Он принялся меня избивать. Удары сыпались один за другим. Вымещая на мне свой гнев, отец только распалялся. На смену ремню пришли ноги — он бил без разбору по всему телу. Я уже не чувствовала боли.
В комнату вошла мать.
— Не утруждай себя, Али. Она не стоит того, чтобы ты пачкал руки. Ее братья с удовольствием заменят тебя, они только и ждут возможности отомстить за свою честь. Идем со мной, а их оставим гнить в собственных нечистотах.
Нора попыталась затащить меня на матрас, но поняла, что я никак не реагирую.
— Воды! — что есть силы закричала она. — Мама потеряла сознание! Срочно!
Мой сын, ее родной брат, вошел в комнату и, не глядя в мою сторону, протянул ей бутыль с водой.
— И как тебе не стыдно, — с отвращением выпалила Нора. — Это тебе должно быть стыдно. Наш род опозорен!
— Пошел вон, предатель! Ты мне больше не брат, я не хочу тебя видеть!
Вода привела меня в чувство. Положив мою голову себе на колени, Нора стала слегка покачивать меня, как мать качает своего ребенка.
— Все будет хорошо. Хусейн придет на помощь.
Не беспокойся, мама!
Боль пронзала все тело. Последний удар ногой пришелся по голове. Я старалась сконцентрировать взгляд на потолке, но не получалось. Мысли тоже растекались, как вода. Когда я была маленькой, мать посылала меня сюда за продуктами, лежавшими на полках, а теперь я находилась здесь как пленница и с трудом верила в реальность происходящего, настолько все было ужасно. Семья решила нас наказать, решила усложнить нам жизнь. Они считали, что я стала для них источником бесчестья. Разве любовь — это преступление? Мои мысли вернулись к Хусейну, который теперь стал нашей единственной надеждой на спасение.
Вечером мать огласила нам условия.
— Ты собиралась уничтожить нас, но не смогла. Мы заставим тебя заплатить за все зло, что ты нам причинила, — начала она голосом, исполненным ярости и презрения. — С сегодняшнего дня вы будете находиться здесь постоянно. Выходить будете только в туалет. Для этого вы должны постучать в дверь, и вас проведут. Вам нельзя мыться — вы все равно грязные, такими и оставайтесь. Амир будет приносить вам еду, но только одну тарелку на троих. Чтобы выйти отсюда, вам нужно всего-то позвонить главе вашей семьи и согласиться на все его требования. Уйти вы сможете только с ним. О посещении школы девочками не может быть и речи. Вы будете смотреть, как ваша мать получает свое возмездие. Если хотите помочь ей, уговорите ее позвонить вашему отцу, чтобы он пришел за вами!
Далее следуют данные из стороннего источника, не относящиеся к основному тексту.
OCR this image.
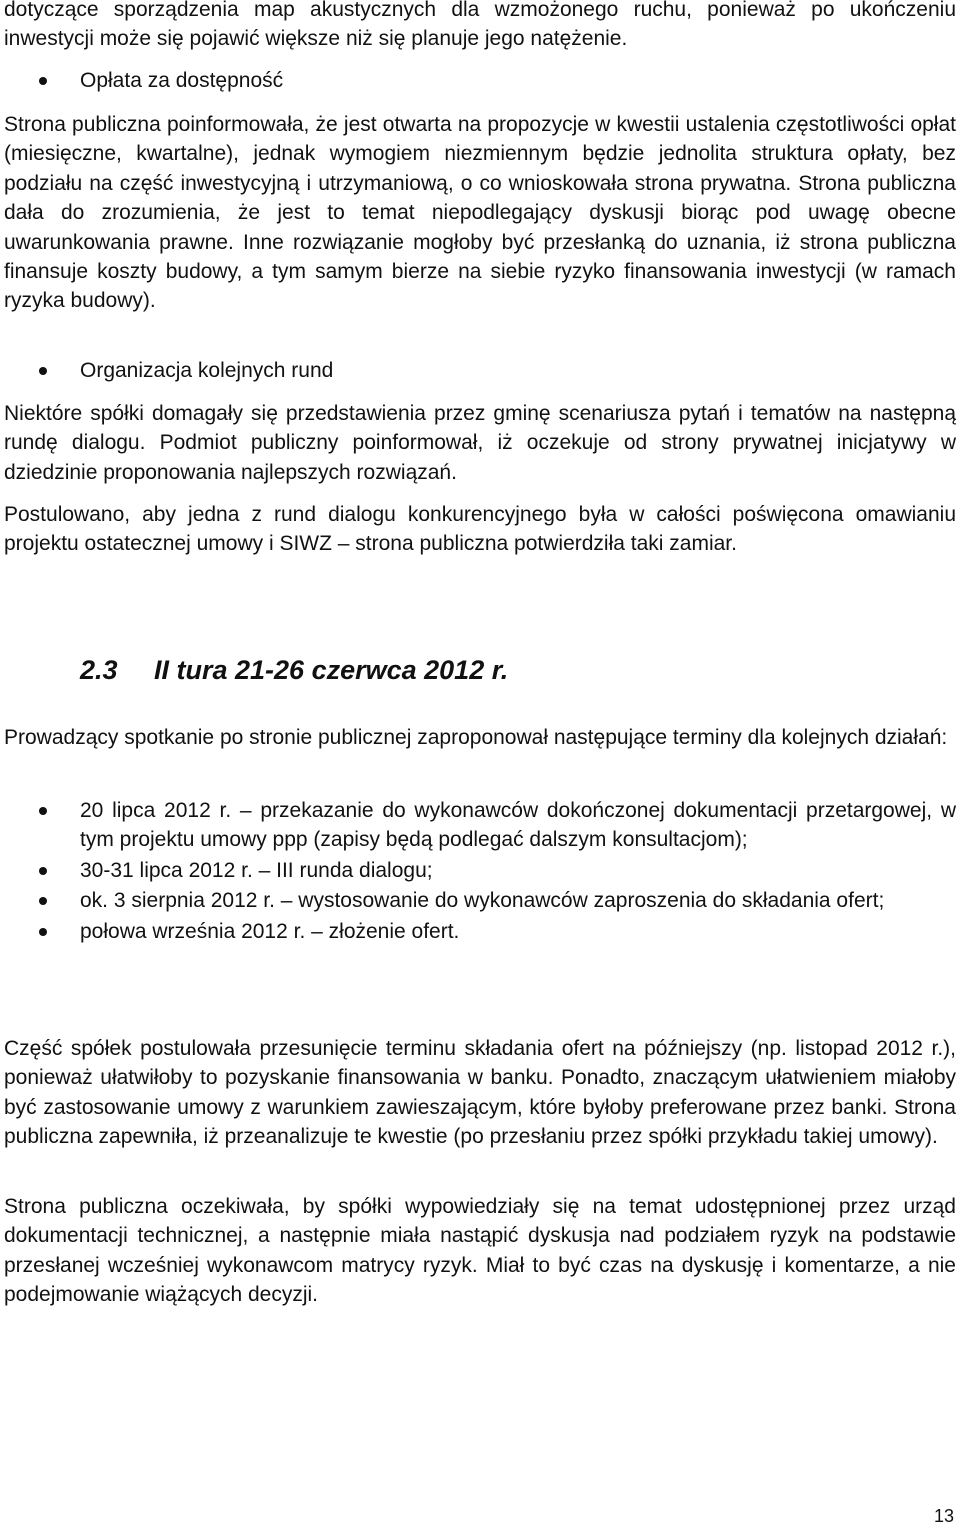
dotyczące sporządzenia map akustycznych dla wzmożonego ruchu, ponieważ po ukończeniu inwestycji może się pojawić większe niż się planuje jego natężenie.

Opłata za dostępność

Strona publiczna poinformowała, że jest otwarta na propozycje w kwestii ustalenia częstotliwości opłat (miesięczne, kwartalne), jednak wymogiem niezmiennym będzie jednolita struktura opłaty, bez podziału na część inwestycyjną i utrzymaniową, o co wnioskowała strona prywatna. Strona publiczna dała do zrozumienia, że jest to temat niepodlegający dyskusji biorąc pod uwagę obecne uwarunkowania prawne. Inne rozwiązanie mogłoby być przesłanką do uznania, iż strona publiczna finansuje koszty budowy, a tym samym bierze na siebie ryzyko finansowania inwestycji (w ramach ryzyka budowy).

Organizacja kolejnych rund

Niektóre spółki domagały się przedstawienia przez gminę scenariusza pytań i tematów na następną rundę dialogu. Podmiot publiczny poinformował, iż oczekuje od strony prywatnej inicjatywy w dziedzinie proponowania najlepszych rozwiązań.

Postulowano, aby jedna z rund dialogu konkurencyjnego była w całości poświęcona omawianiu projektu ostatecznej umowy i SIWZ – strona publiczna potwierdziła taki zamiar.

2.3 II tura 21-26 czerwca 2012 r.

Prowadzący spotkanie po stronie publicznej zaproponował następujące terminy dla kolejnych działań:

20 lipca 2012 r. – przekazanie do wykonawców dokończonej dokumentacji przetargowej, w tym projektu umowy ppp (zapisy będą podlegać dalszym konsultacjom);
30-31 lipca 2012 r. – III runda dialogu;
ok. 3 sierpnia 2012 r. – wystosowanie do wykonawców zaproszenia do składania ofert;
połowa września 2012 r. – złożenie ofert.

Część spółek postulowała przesunięcie terminu składania ofert na późniejszy (np. listopad 2012 r.), ponieważ ułatwiłoby to pozyskanie finansowania w banku. Ponadto, znaczącym ułatwieniem miałoby być zastosowanie umowy z warunkiem zawieszającym, które byłoby preferowane przez banki. Strona publiczna zapewniła, iż przeanalizuje te kwestie (po przesłaniu przez spółki przykładu takiej umowy).

Strona publiczna oczekiwała, by spółki wypowiedziały się na temat udostępnionej przez urząd dokumentacji technicznej, a następnie miała nastąpić dyskusja nad podziałem ryzyk na podstawie przesłanej wcześniej wykonawcom matrycy ryzyk. Miał to być czas na dyskusję i komentarze, a nie podejmowanie wiążących decyzji.

13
Мать вышла так же быстро, как вошла.
В голове не укладывалось, как родители могли причинить столько горя своему собственному ребенку — ни угрызений совести, ни чувства вины. Пусть я буду грешницей, если они так решили, но я не заслуживала подобного обращения.
Отсутствие родительской любви и скверное отношение могли заставить меня решиться на самоубийство или свести меня с ума, но мои дочери привязывали меня к жизни. Они были моим лучиком надежды, моей путеводной звездой. Они не давали мне опустить руки. До последнего вздоха я должна была отвечать за них. Что будет с ними, если со мной случится несчастье? Они нуждались во мне, так же как я нуждалась в них. Ни в коем случае я не должна была позволить этим людям уничтожить себя. Людям, которых не считала больше своей родней. Во имя дочерей я должна была найти в себе смелость и стать сильной как никогда.
Несколько часов спустя в полной тишине Амир поставил тарелку с пищей и бутылку воды и, ни на кого не глядя, удалился. Мы бросились к тарелке, словно не ели несколько дней.
— Мама, я тут подумала, — вдруг сказала Мелисса. — Будет лучше, если сначала поем я, потом Нора и только тогда ты. Они могли положить снотворное в еду, чтобы отнять нас с Норой у тебя и отдать папе. Я не хочу, чтобы нас разлучили. Я хочу все время быть рядом с тобой.
Мелисса едва не плакала.
— Возможно, она права, надо быть осторожнее, — поддержала Нора. — Хорошо, девочки. Я буду есть последней, только оставляйте мне поменьше.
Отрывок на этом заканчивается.